我在O'Reilly演示文稿(http://cdn.oreillystatic.com/en/assets/1/event/85/Case%20Study_%20What_s%20a%20Customer%20Worth_%20Presentation.pdf)
中找到了下图
是否可以在R中使用基本图形,格子或ggplot2重新创建此图?
以下是一些玩具数据:
set.seed(123)
number_of_observations <- 20
number_of_customers <- 5
day_start <- "2013/01/01"
day_end <- "2013/12/31"
d <- data.frame(id=letters[sample(number_of_customers, size=number_of_observations, replace=TRUE)],
date=sample(seq.Date(as.Date(day_start),as.Date(day_end),by="day"), size=number_of_observations, replace=TRUE),
amount=sample(1000, size=number_of_observations, replace=TRUE))
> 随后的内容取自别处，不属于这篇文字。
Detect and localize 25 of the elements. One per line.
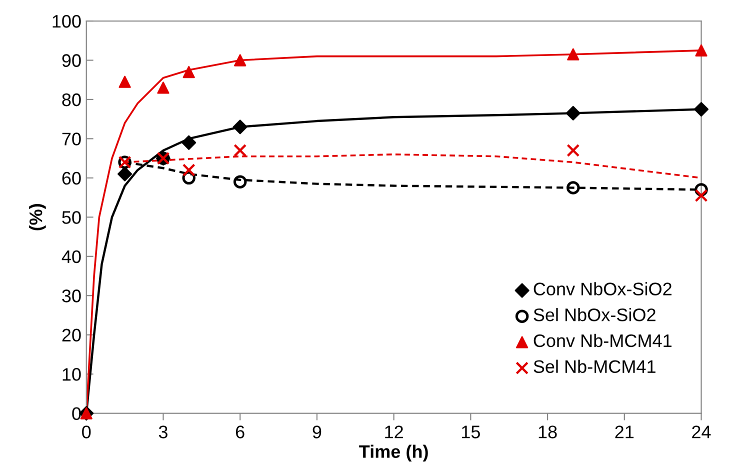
legend-label: Conv Nb-MCM41	[534, 334, 672, 348]
x-tick-label: 12	[385, 426, 403, 438]
y-axis-title: (%)	[29, 204, 46, 230]
y-tick-label: 50	[62, 211, 81, 224]
x-tick-label: 6	[236, 426, 244, 438]
x-tick-label: 24	[692, 426, 711, 438]
y-tick-label: 80	[62, 93, 81, 106]
y-tick-label: 60	[62, 172, 81, 185]
x-tick-label: 9	[312, 426, 322, 438]
y-tick-label: 70	[62, 132, 81, 146]
x-tick-label: 3	[158, 426, 168, 438]
legend-label: Sel Nb-MCM41	[534, 360, 656, 373]
x-axis-title: Time (h)	[359, 444, 428, 462]
y-tick-label: 100	[52, 14, 81, 28]
x-tick-label: 21	[615, 426, 634, 438]
x-tick-label: 0	[82, 426, 91, 438]
y-tick-label: 90	[62, 54, 81, 67]
y-tick-label: 20	[62, 328, 81, 342]
legend-label: Conv NbOx-SiO2	[534, 282, 672, 296]
y-tick-label: 10	[62, 368, 81, 381]
x-tick-label: 18	[538, 426, 557, 438]
y-tick-label: 30	[62, 290, 81, 302]
y-tick-label: 40	[62, 250, 81, 264]
legend-label: Sel NbOx-SiO2	[534, 308, 656, 322]
x-tick-label: 15	[462, 426, 480, 438]
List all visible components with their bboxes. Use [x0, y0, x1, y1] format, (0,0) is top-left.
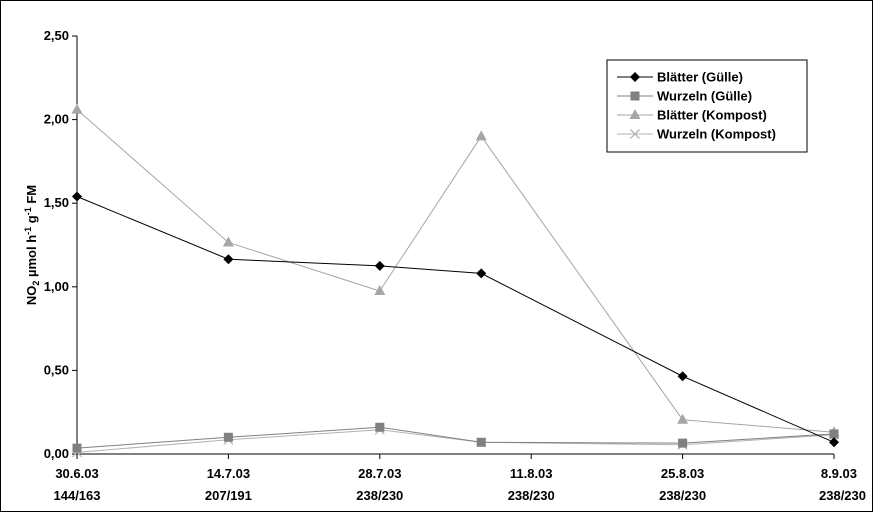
legend-label: Blätter (Kompost) [657, 108, 767, 123]
series-1 [72, 422, 839, 453]
data-point [677, 371, 688, 382]
data-point [374, 284, 386, 295]
legend-entry: Blätter (Gülle) [617, 70, 743, 85]
x-tick-label-date: 14.7.03 [207, 466, 250, 481]
legend-label: Wurzeln (Kompost) [657, 127, 776, 142]
y-axis-ticks: 0,00 0,50 1,00 1,50 2,00 2,50 [44, 28, 77, 461]
legend-marker [630, 72, 640, 82]
x-tick-label-date: 30.6.03 [55, 466, 98, 481]
y-axis-label: NO2 µmol h-1 g-1 FM [23, 185, 41, 305]
data-point [71, 103, 83, 114]
data-point [475, 130, 487, 141]
data-point [829, 429, 839, 439]
y-tick-label: 2,50 [44, 28, 69, 43]
series-0 [72, 191, 839, 448]
data-point [72, 443, 82, 453]
data-point [223, 432, 233, 442]
legend: Blätter (Gülle) Wurzeln (Gülle) Blätter (K… [606, 59, 808, 153]
data-point [375, 422, 385, 432]
legend-entry: Blätter (Kompost) [617, 108, 767, 123]
x-tick-label-date: 8.9.03 [821, 466, 857, 481]
x-tick-label-sub: 238/230 [508, 488, 555, 503]
series-line [76, 109, 835, 433]
x-tick-label-date: 11.8.03 [510, 466, 553, 481]
data-point [72, 191, 82, 202]
legend-box [606, 59, 808, 153]
legend-label: Wurzeln (Gülle) [657, 89, 752, 104]
y-tick-label: 0,00 [44, 446, 69, 461]
series-line [76, 196, 835, 443]
data-point [223, 254, 234, 265]
data-point [222, 236, 234, 247]
data-point [476, 268, 487, 279]
legend-marker [629, 109, 641, 119]
legend-entry: Wurzeln (Gülle) [617, 89, 752, 104]
x-tick-label-sub: 144/163 [54, 488, 101, 503]
legend-marker [630, 91, 640, 101]
data-point [829, 437, 839, 448]
data-point [476, 437, 486, 447]
legend-marker [630, 129, 640, 139]
series-layer [71, 103, 840, 458]
y-tick-label: 0,50 [44, 362, 69, 377]
data-point [678, 438, 688, 448]
y-tick-label: 2,00 [44, 112, 69, 127]
series-line [76, 426, 835, 449]
legend-entry: Wurzeln (Kompost) [617, 127, 776, 142]
y-tick-label: 1,00 [44, 279, 69, 294]
data-point [374, 260, 385, 271]
x-axis-ticks: 30.6.03 144/163 14.7.03 207/191 28.7.03 238/2… [54, 454, 866, 503]
legend-label: Blätter (Gülle) [657, 70, 743, 85]
x-tick-label-date: 25.8.03 [661, 466, 704, 481]
marker-stroke [630, 129, 640, 139]
x-tick-label-sub: 238/230 [819, 488, 866, 503]
y-tick-label: 1,50 [44, 195, 69, 210]
data-point [677, 413, 689, 424]
x-tick-label-sub: 207/191 [205, 488, 252, 503]
x-tick-label-date: 28.7.03 [358, 466, 401, 481]
x-tick-label-sub: 238/230 [659, 488, 706, 503]
x-tick-label-sub: 238/230 [356, 488, 403, 503]
series-line [76, 429, 835, 453]
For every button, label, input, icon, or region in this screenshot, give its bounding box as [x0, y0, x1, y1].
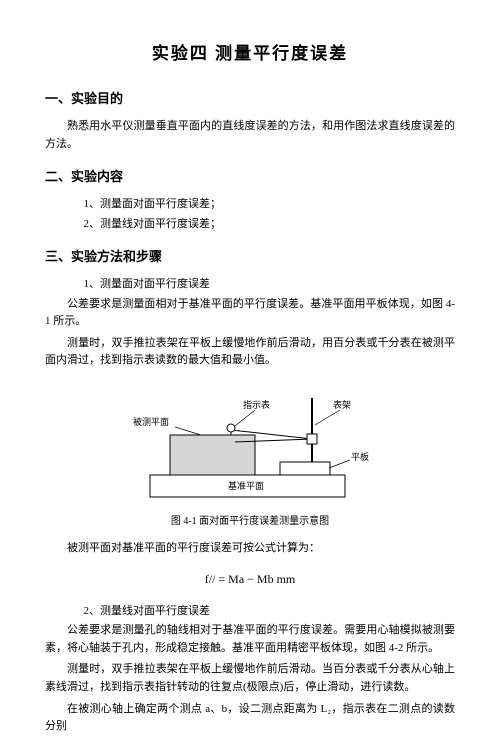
label-plate: 平板 [351, 451, 369, 462]
label-line-stand [315, 410, 340, 425]
formula-1: f// = Ma − Mb mm [45, 570, 455, 589]
figure-4-1-caption: 图 4-1 面对面平行度误差测量示意图 [45, 514, 455, 530]
section-3-sub-2: 2、测量线对面平行度误差 [84, 603, 456, 621]
label-line-plate [329, 460, 350, 468]
measured-block [170, 435, 255, 475]
label-indicator: 指示表 [243, 399, 270, 410]
label-stand: 表架 [333, 399, 351, 410]
section-1-para: 熟悉用水平仪测量垂直平面内的直线度误差的方法，和用作图法求直线度误差的方法。 [45, 118, 455, 153]
section-3-para-3: 被测平面对基准平面的平行度误差可按公式计算为： [45, 540, 455, 558]
section-1-heading: 一、实验目的 [45, 89, 455, 110]
label-line-measured [175, 427, 201, 435]
label-measured-surface: 被测平面 [133, 416, 169, 427]
section-3-para-2: 测量时，双手推拉表架在平板上缓慢地作前后滑动，用百分表或千分表在被测平面内滑过，… [45, 335, 455, 370]
section-3-sub-1: 1、测量面对面平行度误差 [84, 276, 456, 294]
section-3-para-5: 测量时，双手推拉表架在平板上缓慢地作前后滑动。当百分表或千分表从心轴上素线滑过，… [45, 661, 455, 696]
indicator-head [227, 424, 235, 432]
figure-4-1: 被测平面 指示表 表架 平板 基准平面 [45, 380, 455, 510]
page-title: 实验四 测量平行度误差 [45, 40, 455, 67]
section-2-item-2: 2、测量线对面平行度误差； [84, 216, 456, 234]
stand-base [280, 462, 330, 475]
formula-text: f// = Ma − Mb mm [205, 572, 296, 586]
section-3-heading: 三、实验方法和步骤 [45, 247, 455, 268]
label-line-indicator [235, 410, 255, 426]
section-2-heading: 二、实验内容 [45, 167, 455, 188]
section-3-para-1: 公差要求是测量面相对于基准平面的平行度误差。基准平面用平板体现，如图 4-1 所… [45, 296, 455, 331]
figure-4-1-svg: 被测平面 指示表 表架 平板 基准平面 [115, 380, 385, 510]
label-base-surface: 基准平面 [228, 480, 264, 491]
section-3-para-4: 公差要求是测量孔的轴线相对于基准平面的平行度误差。需要用心轴模拟被测要素，将心轴… [45, 622, 455, 657]
joint-block [307, 434, 317, 444]
section-2-item-1: 1、测量面对面平行度误差； [84, 196, 456, 214]
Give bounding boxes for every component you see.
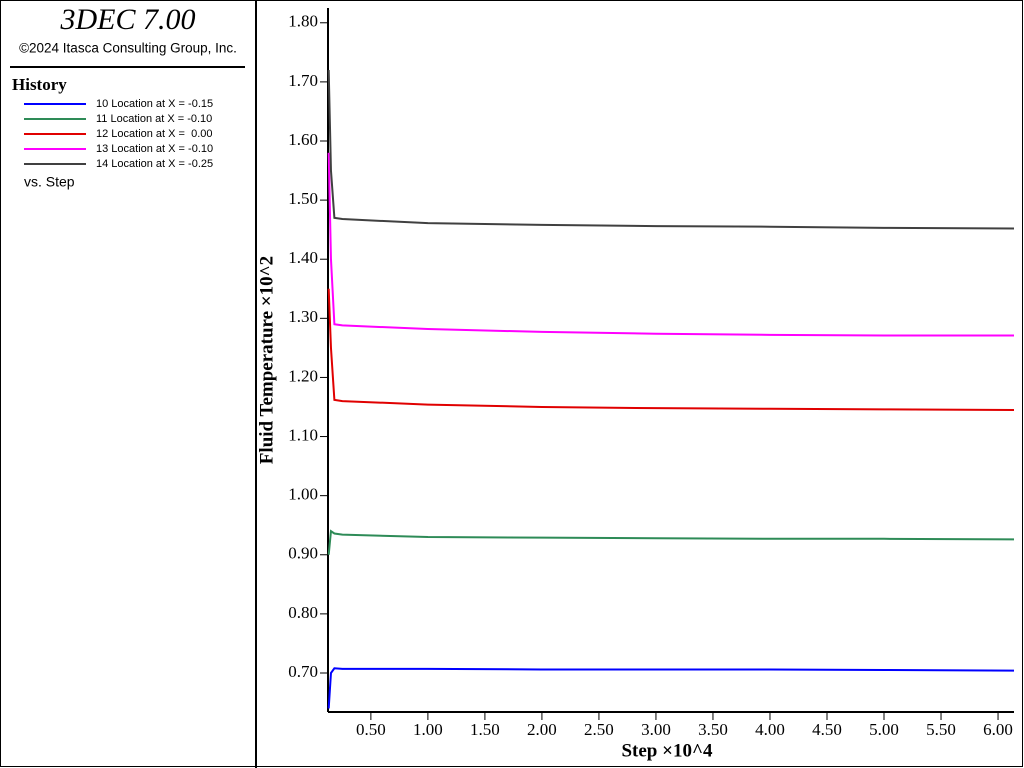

d_sorted <- d[order(d$id, d$date),]
d_sorted
# id date amount
# a 2013-01-09 561
# a 2013-03-20 754
# a 2013-09-16 139
# b 2013-04-27 896
# b 2013-10-04 128
# b 2013-11-21 143
# c 2013-02-23 858
# c 2013-04-16 266
# c 2013-07-18 234
# c 2013-08-22 414
# c 2013-10-18 122
# c 2013-11-26 443
# d 2013-09-10 415
# d 2013-09-10 799
# e 2013-03-26 375
# e 2013-06-24 207
# e 2013-08-05 466
# e 2013-08-28 153
# e 2013-12-18 46
# e 2013-12-29 369
感谢您的帮助。
答案 0 :(得分:2)
我认为跟随尽可能接近。
data.table
它可以更简单D <- data.table(d)
MaxDate <- D[, max(date)] + 10
MinDate <- D[, min(date)]
D2 <- D[, list( date, firstdate = min(date)), by = id]
D2[, plot(date, id, type='n', bty='n',axes=FALSE, xlab = "", ylab ="")]
D2[date!=firstdate, points(date, id, pch =4)]
D2[date==firstdate, points(date, id)]
D2[date==firstdate, arrows(x0=date, y0=as.numeric(id), x1=MaxDate, length=0.1)]
abline(v=MaxDate - 5)
abline(v=MinDate)
axis(side= 2, tick = FALSE, at=D[, unique(id)], labels=D[, paste0("ID = ", as.character(unique(id)))], las=2)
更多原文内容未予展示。